Hoje, a alta performance é consubstanciada na capacidade de resposta
em tempo real, com profundidade, acurácia e estratégia, ou seja, o
profissional do direito precisa estar inteirado das novidades e dos seus
impactos no conhecimento tradicional, de tal maneira que esses espaços
não são mutuamente excludentes, mas complementares, com isto expressa-se
a preocupação de uma formação que proporcione, por exemplo, as noções
de hermenêutica que podem ser aplicadas em análises estatísticas
desenvolvidas por softwares.
Este é o cenário em que se recebeu a notícia de que no Brasil existem
atualmente 1.643 graduações em direito, cinco vezes mais que medicina e
vinte uma vez mais que engenharia civil. No exterior, a comparação
também alcança resultados elevados, porque o Brasil conta com um número
sete vezes superior ao de cursos em direito do que os Estados Unidos, o
que alcança uma proporção de 14, 13, 21 e 96, quando percebidos
respectivamente os dados de Argentina, Colômbia, França e Portugal.
Enfatize-se que não é apenas um debate numérico, mas da qualidade da
preparação que é oferecida aos estudantes, tendo em vista, as novas
exigências do mercado.
Quando essas estatísticas são analisadas no nível dos estados
brasileiros, algumas informações chamam a atenção.

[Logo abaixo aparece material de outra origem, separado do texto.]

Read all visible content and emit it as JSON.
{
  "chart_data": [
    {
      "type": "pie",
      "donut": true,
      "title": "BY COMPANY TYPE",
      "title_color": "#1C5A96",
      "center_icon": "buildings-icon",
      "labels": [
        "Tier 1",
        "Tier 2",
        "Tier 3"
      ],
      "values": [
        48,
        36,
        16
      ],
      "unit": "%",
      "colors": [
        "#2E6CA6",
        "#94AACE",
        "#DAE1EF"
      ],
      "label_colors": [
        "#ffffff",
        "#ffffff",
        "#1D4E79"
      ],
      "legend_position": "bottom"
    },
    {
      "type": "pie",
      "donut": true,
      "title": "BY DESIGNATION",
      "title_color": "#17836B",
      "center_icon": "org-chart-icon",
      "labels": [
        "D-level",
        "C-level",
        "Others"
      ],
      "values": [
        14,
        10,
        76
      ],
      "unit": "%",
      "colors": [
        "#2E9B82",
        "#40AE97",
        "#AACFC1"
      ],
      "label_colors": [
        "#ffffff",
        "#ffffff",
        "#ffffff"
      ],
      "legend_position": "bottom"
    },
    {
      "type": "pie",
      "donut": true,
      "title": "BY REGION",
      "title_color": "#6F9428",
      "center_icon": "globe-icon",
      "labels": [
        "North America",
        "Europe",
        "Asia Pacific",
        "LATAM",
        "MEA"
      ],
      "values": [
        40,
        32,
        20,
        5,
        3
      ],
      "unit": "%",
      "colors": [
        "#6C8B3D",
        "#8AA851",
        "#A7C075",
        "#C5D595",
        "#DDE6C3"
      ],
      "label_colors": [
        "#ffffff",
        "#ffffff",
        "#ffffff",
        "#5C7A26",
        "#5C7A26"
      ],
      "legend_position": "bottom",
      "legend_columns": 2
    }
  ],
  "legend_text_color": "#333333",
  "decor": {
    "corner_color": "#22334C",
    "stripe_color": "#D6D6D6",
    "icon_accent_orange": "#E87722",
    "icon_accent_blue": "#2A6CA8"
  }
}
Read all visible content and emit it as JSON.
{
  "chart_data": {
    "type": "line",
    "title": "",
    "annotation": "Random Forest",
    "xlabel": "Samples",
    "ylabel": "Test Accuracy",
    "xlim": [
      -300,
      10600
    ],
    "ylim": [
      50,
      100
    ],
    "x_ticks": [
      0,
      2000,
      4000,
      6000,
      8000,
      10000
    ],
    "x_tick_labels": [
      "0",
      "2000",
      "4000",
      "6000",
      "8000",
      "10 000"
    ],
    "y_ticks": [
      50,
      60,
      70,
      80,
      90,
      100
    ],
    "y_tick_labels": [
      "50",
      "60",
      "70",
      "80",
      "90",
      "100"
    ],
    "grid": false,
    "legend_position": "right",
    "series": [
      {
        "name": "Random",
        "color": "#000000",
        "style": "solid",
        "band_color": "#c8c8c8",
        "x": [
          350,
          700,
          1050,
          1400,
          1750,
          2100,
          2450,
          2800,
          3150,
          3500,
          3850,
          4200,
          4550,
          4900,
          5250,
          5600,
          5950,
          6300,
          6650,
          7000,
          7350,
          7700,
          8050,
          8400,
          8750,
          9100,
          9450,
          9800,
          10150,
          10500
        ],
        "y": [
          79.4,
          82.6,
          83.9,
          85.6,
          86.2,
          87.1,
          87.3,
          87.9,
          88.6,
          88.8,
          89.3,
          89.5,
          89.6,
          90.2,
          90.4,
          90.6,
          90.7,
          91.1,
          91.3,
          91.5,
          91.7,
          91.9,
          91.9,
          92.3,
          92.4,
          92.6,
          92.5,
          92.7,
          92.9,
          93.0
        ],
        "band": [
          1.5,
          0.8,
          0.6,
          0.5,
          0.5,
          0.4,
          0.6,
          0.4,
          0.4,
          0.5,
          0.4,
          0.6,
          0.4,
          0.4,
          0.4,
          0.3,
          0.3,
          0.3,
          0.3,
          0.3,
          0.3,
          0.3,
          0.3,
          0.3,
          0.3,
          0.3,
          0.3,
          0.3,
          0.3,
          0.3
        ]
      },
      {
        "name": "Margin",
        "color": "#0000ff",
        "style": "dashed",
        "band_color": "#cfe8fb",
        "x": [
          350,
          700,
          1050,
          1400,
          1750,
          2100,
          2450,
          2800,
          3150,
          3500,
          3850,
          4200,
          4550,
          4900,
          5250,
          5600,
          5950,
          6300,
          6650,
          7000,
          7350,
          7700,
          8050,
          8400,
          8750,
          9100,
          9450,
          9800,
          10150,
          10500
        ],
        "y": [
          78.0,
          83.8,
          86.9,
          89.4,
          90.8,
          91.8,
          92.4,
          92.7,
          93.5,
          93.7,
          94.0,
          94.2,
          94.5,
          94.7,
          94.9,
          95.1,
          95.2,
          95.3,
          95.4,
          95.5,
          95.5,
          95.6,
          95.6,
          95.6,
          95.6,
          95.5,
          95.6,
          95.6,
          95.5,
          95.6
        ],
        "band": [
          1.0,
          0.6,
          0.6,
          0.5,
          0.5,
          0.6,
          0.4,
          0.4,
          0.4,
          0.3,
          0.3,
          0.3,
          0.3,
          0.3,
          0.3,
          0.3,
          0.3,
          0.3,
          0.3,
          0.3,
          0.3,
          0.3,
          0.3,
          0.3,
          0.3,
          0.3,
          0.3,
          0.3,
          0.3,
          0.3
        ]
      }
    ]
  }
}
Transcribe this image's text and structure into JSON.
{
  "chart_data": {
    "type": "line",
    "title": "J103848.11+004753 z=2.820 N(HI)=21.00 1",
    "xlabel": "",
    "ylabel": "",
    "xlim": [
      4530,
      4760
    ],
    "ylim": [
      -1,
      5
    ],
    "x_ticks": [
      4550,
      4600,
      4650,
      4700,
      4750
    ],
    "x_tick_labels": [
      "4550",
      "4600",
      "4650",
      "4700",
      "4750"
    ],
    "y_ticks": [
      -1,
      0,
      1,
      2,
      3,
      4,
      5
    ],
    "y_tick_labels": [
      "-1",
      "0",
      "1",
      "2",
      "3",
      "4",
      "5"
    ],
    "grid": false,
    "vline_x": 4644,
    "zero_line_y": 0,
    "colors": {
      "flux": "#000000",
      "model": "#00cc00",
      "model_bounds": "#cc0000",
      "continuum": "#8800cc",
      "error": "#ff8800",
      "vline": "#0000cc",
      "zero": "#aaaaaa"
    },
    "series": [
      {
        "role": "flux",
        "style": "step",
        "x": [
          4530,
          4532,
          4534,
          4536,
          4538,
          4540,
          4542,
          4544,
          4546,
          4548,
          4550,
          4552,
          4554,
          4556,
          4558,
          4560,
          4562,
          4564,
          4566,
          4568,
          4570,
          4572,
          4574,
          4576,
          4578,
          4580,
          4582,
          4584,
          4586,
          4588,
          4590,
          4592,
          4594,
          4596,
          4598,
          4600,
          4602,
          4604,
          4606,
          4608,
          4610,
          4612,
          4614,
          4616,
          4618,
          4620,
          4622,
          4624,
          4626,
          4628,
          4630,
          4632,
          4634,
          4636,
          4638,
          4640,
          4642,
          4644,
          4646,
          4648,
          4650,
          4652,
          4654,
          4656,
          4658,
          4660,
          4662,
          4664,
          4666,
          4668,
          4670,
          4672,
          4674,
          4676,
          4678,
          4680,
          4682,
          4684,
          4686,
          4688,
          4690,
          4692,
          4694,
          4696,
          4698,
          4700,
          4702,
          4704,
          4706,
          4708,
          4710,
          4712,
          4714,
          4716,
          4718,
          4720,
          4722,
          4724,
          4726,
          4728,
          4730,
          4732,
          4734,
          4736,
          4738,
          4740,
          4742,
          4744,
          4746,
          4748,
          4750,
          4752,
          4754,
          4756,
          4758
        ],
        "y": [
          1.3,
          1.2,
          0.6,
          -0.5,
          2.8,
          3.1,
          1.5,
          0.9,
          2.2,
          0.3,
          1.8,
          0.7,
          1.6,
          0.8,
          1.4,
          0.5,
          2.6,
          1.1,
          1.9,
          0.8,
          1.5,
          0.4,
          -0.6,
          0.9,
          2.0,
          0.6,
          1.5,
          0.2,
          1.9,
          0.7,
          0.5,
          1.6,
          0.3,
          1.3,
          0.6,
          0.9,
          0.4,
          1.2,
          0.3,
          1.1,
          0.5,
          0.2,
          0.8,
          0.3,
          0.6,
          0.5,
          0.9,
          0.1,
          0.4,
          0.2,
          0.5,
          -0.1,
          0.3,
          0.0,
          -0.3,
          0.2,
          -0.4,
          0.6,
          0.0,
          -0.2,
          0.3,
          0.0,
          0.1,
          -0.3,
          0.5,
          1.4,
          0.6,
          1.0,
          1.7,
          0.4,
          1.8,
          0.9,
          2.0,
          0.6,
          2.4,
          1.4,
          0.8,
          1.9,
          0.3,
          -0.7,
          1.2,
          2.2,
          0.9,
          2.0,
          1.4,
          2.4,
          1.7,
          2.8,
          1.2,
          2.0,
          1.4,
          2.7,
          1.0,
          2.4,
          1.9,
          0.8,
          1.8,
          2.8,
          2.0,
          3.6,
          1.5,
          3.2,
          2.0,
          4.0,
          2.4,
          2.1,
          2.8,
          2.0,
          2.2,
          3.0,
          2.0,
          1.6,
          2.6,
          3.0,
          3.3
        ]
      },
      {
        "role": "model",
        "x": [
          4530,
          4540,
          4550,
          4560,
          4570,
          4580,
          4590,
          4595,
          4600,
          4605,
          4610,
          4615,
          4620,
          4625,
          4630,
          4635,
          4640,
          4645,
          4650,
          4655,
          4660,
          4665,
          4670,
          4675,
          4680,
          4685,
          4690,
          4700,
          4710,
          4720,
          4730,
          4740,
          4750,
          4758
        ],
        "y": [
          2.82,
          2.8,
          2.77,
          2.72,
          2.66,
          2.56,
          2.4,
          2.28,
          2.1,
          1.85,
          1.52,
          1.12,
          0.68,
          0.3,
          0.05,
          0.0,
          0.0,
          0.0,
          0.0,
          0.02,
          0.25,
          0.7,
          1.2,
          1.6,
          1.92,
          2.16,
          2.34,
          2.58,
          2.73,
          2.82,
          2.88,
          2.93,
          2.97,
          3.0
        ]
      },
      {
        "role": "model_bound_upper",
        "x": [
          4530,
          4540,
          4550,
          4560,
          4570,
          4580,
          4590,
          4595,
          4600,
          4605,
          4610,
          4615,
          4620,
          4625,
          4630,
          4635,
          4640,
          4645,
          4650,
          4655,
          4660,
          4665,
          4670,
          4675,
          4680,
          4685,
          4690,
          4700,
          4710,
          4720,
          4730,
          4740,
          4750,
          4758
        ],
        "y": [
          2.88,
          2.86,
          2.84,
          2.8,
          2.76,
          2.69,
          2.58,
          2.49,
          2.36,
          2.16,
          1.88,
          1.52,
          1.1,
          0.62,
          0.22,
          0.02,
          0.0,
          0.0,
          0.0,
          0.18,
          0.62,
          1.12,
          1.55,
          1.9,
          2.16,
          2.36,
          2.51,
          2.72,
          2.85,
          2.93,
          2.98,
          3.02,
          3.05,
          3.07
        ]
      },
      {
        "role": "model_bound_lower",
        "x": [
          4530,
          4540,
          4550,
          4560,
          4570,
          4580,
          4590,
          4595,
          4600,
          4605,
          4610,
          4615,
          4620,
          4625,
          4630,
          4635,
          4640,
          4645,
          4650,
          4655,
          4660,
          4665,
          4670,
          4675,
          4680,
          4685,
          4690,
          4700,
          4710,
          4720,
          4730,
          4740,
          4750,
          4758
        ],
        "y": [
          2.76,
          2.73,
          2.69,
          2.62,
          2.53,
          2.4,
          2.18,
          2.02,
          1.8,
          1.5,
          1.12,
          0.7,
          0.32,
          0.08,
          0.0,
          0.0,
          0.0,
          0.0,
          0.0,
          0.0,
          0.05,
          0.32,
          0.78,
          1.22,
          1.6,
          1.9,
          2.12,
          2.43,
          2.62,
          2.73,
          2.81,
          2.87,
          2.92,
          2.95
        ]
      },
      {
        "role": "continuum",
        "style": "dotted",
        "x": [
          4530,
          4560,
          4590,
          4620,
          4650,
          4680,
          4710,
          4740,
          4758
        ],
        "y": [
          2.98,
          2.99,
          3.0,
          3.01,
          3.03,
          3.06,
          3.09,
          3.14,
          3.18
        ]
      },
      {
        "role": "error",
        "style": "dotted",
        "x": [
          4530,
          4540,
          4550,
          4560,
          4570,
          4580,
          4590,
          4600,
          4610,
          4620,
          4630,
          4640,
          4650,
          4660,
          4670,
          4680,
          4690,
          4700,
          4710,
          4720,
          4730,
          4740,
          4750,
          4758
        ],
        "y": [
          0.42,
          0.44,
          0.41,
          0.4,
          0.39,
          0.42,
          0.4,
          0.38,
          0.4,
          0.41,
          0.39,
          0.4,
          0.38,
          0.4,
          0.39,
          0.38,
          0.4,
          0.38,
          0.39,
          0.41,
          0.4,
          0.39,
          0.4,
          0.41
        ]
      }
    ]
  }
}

Em seis unidades
federativas, existem mais de cem cursos de direito (Bahia, Minas Gerais,
Paraná, Rio de Janeiro, Rio Grande do Sul e São Paulo), em onze estados
há mais de 50 advogados para cada 10 mil habitantes (Distrito Federal,
Espírito Santo, Goiás, Minas Gerais, Mato Grosso do Sul, Mato Grosso,
Paraná, Rio de Janeiro, Sergipe e São Paulo).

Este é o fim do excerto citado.